Surging Natural Gas Prices Underscore the Need for Fuel Diversity
Consumers are finally getting some relief at the gas pump but the prices for natural gas and electricity are now soaring. As the economy treads water, fighting off recession, a new variant of energy-driven inflation is knocking at the door.
With the U.S. now the world’s largest LNG exporter, and the U.S. gas market increasingly linked to buyers in Asia and energy-desperate Europe, U.S. policymakers must grapple with a new, far more expensive energy reality.
U.S. natural gas prices spiked to a 14-year high on Tuesday nearly hitting $10 per million British thermal units (MMBtu). The price of natural gas has jumped 66% just this month. The shale gas glut that saw gas hovering under $2/ MMBtu as recently as the fall of 2020 is a distant memory. With the U.S. gas market now tied to buyers across the world, higher prices and volatility appear here to stay. For U.S. consumers, that means pain.
Soaring Power Prices
Electricity prices in many states are linked directly to the price of natural gas – often the dominant fuel for electricity generation. As a result, startling rate increases are colliding with peak power demand to keep ACs running. In Texas, consumers are regularly paying 50% more for power this summer than they did last. “I am worried people are going to be shocked,” John Ballenger, vice president at Texas retail electric provider Champion Energy, toldThe Texas Tribune. “Realizing this is 50 or 60 or 70% higher than what they had paid before, I’m just not sure it’s real to people yet. If it’s not, it will be very, very soon when the bills hit this summer.”
Across the country, the story is painfully similar. In New Hampshire, one of the state’s major utilities is poised to double the price of electricity in August. In a recent filing with the Public Utilities Commission, Liberty Utilities proposed increasing the per kilowatt hour price of electricity from 11.11 cents to 22.23 cents starting in July. Of even greater concern is what soaring natural gas prices will mean for heating costs this winter. The nation’s energy crisis – arguably the key driver for inflation – could get far worse before it gets better.
Keep the Coal Fleet Available
For the first time in decades, for many Americans, there will be no alternative to soaring natural gas prices. As The Wall Street Journal recently observed, “In the past, coal kept a lid on summer gas demand and prices. If gas prices rose too high, utilities would turn to their coal plants. The U.S. power sector has retired about a third of its coal-fired generating capacity since 2010, though, which means that switching is no longer an option for some.”
In short, the coal capacity that once provided competition and balance to the nation’s electricity mix is no longer available in many markets. And in states where it still is available, soaring natural gas prices have created demand for coal that a constrained coal supply chain is struggling to address. A more than decade long policy and regulatory effort to disassemble the coal industry and build a natural gas-dominant bridge to the energy future has left U.S. consumers and the U.S. economy painfully vulnerable to gas price spikes.
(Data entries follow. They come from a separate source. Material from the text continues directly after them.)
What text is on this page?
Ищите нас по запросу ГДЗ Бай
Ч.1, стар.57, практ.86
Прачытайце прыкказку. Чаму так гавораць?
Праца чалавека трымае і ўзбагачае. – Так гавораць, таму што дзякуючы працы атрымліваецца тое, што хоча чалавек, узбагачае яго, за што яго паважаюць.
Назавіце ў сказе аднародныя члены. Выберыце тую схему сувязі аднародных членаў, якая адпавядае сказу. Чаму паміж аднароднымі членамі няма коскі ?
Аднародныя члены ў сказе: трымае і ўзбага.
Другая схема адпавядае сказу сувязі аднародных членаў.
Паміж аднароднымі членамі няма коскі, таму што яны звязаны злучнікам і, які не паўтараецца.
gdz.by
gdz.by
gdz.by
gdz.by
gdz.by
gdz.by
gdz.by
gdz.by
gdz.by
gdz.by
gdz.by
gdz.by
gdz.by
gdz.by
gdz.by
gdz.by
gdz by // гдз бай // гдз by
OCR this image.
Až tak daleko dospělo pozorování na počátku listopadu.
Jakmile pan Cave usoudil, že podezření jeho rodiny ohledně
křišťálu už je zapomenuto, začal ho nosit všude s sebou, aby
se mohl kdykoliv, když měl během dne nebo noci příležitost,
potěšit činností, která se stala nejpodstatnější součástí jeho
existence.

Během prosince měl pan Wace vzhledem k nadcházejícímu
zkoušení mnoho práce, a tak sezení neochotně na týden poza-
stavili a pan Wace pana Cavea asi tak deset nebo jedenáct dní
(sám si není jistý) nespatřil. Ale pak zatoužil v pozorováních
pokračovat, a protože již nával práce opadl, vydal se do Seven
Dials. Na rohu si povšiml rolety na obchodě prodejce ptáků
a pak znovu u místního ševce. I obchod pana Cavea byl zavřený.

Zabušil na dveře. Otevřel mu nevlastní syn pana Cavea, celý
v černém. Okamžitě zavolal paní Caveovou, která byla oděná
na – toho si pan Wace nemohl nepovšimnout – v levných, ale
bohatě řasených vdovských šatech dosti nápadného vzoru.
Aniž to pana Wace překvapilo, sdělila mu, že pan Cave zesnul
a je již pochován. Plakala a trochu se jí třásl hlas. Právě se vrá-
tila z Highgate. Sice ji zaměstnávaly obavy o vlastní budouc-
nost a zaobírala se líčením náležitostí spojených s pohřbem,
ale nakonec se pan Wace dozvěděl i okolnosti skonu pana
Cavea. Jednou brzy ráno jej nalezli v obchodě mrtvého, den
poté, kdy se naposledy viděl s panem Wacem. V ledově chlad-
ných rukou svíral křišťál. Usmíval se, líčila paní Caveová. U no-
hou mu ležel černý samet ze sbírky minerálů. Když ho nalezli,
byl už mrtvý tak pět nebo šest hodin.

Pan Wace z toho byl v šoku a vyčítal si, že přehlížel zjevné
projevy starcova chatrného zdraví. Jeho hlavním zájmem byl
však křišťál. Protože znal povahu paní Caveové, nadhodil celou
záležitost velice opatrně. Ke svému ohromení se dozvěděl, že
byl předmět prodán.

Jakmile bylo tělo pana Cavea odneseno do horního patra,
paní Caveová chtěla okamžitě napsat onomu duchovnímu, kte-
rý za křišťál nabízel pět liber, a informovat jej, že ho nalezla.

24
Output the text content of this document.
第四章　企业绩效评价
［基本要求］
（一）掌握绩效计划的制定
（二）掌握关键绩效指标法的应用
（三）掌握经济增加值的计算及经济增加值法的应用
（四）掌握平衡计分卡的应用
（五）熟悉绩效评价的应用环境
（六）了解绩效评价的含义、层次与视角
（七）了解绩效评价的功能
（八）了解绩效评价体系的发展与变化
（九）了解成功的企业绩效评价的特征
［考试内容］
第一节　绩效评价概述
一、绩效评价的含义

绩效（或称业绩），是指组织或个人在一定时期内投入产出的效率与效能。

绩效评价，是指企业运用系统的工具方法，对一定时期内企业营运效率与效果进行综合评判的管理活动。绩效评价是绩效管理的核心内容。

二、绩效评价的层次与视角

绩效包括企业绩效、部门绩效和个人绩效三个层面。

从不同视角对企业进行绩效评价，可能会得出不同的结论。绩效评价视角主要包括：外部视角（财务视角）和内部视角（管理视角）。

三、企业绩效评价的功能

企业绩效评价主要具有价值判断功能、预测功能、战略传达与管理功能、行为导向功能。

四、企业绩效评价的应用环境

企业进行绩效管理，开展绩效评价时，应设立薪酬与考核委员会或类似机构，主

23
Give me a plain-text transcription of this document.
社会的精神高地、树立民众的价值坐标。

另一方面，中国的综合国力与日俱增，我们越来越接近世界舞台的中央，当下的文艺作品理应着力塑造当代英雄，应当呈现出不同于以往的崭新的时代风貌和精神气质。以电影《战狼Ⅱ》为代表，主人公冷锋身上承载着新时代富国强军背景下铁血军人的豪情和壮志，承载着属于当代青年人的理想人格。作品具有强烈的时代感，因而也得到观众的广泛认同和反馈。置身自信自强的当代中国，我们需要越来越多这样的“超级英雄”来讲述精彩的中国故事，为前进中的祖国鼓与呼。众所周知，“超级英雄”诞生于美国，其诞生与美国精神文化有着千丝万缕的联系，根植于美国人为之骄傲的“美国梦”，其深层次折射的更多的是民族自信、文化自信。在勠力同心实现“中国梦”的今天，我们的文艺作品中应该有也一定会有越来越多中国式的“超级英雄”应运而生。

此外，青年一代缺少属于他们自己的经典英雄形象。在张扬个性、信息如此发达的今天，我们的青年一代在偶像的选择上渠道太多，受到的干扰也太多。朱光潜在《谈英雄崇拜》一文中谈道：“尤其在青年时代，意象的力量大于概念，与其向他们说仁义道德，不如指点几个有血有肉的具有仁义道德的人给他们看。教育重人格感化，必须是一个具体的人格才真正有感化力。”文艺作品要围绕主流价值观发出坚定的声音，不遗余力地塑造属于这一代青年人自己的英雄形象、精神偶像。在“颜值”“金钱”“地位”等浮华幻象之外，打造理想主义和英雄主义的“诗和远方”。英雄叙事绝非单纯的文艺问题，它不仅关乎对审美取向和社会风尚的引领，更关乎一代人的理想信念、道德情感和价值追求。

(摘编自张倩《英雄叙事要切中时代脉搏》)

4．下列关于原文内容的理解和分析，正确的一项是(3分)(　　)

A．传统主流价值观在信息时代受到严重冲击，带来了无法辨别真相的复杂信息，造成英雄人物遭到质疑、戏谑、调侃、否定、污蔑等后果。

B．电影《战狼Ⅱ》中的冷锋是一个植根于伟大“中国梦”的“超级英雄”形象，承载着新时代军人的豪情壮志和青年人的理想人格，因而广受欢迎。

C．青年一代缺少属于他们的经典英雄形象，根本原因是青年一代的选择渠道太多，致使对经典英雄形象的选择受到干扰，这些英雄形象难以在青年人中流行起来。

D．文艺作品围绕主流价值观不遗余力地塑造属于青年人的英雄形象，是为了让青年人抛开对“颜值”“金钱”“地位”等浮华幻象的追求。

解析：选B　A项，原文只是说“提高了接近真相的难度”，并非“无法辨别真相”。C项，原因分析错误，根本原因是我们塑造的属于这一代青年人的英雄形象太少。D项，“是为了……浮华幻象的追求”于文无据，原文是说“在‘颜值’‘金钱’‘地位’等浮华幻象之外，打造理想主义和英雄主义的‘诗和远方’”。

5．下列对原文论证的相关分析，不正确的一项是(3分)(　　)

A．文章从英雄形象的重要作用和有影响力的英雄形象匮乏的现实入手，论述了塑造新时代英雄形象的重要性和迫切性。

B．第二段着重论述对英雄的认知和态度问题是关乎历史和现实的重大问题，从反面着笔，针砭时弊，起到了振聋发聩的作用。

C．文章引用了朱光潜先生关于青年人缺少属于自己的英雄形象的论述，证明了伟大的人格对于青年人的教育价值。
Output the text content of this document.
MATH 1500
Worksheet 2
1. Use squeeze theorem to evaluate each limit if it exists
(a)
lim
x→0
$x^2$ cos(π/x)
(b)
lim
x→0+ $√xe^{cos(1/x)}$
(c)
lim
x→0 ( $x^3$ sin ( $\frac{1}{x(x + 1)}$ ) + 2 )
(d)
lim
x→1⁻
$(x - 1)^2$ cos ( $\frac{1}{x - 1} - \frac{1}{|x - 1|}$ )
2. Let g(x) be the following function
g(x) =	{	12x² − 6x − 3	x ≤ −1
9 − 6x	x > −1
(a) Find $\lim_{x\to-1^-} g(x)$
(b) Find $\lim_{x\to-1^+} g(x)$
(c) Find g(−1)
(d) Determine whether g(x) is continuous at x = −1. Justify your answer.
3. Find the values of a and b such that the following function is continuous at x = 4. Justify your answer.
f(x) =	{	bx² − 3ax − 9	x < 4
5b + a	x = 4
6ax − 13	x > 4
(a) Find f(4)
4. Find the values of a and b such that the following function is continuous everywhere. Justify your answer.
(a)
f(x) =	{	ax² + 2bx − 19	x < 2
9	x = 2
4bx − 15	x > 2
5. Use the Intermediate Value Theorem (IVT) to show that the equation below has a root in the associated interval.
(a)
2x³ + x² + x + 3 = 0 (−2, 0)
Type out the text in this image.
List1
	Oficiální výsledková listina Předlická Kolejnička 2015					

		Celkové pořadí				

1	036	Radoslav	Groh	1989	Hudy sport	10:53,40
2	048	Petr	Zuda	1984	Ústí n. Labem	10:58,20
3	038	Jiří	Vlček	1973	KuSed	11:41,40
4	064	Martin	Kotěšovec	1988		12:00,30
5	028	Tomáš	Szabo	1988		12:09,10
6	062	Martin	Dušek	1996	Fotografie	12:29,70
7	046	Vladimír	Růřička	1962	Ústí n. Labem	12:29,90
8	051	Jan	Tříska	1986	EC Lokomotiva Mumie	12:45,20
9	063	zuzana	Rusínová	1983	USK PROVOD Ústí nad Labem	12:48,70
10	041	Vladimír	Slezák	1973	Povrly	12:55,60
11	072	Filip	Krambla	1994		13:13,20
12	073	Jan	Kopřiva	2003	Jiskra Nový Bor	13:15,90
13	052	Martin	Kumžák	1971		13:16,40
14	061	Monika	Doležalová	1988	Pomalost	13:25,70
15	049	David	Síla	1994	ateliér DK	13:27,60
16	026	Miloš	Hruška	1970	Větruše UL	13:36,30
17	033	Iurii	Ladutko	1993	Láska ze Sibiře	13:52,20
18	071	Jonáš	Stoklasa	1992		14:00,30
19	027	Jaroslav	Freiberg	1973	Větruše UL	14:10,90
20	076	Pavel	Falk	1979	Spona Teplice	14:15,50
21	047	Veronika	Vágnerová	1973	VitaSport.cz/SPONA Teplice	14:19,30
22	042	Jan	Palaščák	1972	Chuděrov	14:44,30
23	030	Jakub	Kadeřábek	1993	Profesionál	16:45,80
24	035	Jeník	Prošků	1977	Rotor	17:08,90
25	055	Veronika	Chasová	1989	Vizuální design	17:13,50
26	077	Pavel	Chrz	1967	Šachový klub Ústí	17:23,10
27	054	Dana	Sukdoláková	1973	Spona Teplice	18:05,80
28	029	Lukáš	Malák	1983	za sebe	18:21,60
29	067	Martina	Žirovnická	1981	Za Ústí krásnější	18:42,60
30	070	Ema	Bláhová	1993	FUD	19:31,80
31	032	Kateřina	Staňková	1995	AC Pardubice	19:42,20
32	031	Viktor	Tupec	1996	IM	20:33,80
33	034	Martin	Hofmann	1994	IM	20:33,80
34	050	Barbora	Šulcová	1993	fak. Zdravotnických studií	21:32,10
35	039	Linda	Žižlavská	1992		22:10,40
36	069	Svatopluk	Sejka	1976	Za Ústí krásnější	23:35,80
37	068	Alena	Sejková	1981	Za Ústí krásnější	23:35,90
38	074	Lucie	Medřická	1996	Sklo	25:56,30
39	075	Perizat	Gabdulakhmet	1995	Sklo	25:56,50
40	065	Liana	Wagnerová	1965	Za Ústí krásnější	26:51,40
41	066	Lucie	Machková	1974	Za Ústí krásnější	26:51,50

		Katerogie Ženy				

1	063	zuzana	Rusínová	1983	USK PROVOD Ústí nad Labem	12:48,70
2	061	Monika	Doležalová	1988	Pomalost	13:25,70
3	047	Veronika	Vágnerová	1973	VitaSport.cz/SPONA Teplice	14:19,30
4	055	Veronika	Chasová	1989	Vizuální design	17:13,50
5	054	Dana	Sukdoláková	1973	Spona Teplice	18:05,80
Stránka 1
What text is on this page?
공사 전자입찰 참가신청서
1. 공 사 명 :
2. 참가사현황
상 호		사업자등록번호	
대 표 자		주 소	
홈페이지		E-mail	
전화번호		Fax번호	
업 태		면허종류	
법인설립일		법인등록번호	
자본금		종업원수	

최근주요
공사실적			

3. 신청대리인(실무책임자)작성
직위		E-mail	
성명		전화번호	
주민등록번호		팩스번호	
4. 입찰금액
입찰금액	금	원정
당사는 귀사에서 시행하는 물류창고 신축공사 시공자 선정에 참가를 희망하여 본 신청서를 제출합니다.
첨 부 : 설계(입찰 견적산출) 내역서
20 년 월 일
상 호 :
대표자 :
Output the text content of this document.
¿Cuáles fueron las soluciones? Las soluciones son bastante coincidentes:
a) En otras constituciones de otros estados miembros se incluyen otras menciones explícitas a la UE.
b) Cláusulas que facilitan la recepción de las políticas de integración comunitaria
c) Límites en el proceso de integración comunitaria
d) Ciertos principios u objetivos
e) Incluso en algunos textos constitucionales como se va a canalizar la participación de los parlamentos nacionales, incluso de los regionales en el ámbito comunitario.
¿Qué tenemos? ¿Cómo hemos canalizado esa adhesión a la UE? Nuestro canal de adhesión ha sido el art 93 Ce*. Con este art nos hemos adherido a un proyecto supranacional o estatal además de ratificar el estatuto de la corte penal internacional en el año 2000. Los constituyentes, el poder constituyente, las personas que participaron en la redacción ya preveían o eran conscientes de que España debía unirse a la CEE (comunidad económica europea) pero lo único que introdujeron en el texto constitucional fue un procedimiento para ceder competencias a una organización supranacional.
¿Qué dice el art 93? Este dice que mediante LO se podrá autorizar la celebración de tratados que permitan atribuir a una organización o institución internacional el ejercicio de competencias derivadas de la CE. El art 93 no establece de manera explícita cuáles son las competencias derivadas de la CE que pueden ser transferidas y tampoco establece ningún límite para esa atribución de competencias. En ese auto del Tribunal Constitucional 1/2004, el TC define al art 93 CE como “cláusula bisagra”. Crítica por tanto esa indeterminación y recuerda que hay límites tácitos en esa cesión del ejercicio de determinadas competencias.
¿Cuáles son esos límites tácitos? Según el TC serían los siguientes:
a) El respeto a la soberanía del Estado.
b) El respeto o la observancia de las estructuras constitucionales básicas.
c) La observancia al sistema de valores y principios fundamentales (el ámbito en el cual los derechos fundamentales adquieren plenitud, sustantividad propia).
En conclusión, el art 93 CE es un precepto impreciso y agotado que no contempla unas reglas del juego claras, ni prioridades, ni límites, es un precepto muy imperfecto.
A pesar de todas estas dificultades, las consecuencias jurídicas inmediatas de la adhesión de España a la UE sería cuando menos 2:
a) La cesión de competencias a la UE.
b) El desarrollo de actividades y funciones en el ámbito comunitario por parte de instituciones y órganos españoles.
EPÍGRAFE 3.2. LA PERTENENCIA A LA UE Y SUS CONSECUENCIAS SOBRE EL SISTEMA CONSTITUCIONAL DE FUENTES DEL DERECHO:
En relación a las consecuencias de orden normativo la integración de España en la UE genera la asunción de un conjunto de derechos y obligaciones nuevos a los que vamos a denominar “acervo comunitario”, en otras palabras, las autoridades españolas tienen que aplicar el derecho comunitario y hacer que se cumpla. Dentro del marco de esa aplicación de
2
There’s no quick fix to this pickle. There’s hope domestic gas production will respond to higher prices but demand from home and overseas is outpacing new supply. Significant additions of renewable sources of power that can potentially reduce fuel demand remain years away – facing their own supply chain and siting challenges – and, even once connected to the grid, they won’t alleviate the need for robust dispatchable capacity.
As Europe has found out the hard way, there is no replacement for dispatchable fuel diversity. The answer – at least one that can stop this affordability crisis from getting far worse – is to maintain the dispatchable fuel diversity that is still available on the U.S. grid. Consumers need the balance provided by the coal fleet. Pursuing a regulatory agenda or fuel mix mandate – as the U.S. Environmental Protection Agency and some states are doing – is a policy path that was irresponsible before the surge in natural gas prices and is likely economically catastrophic now.
As power prices soar, regulators, policymakers and utilities must pivot to energy pragmatism and recognize the coal fleet as an invaluable affordability hedge – a price shock absorber – we must not needlessly and irresponsibly push aside.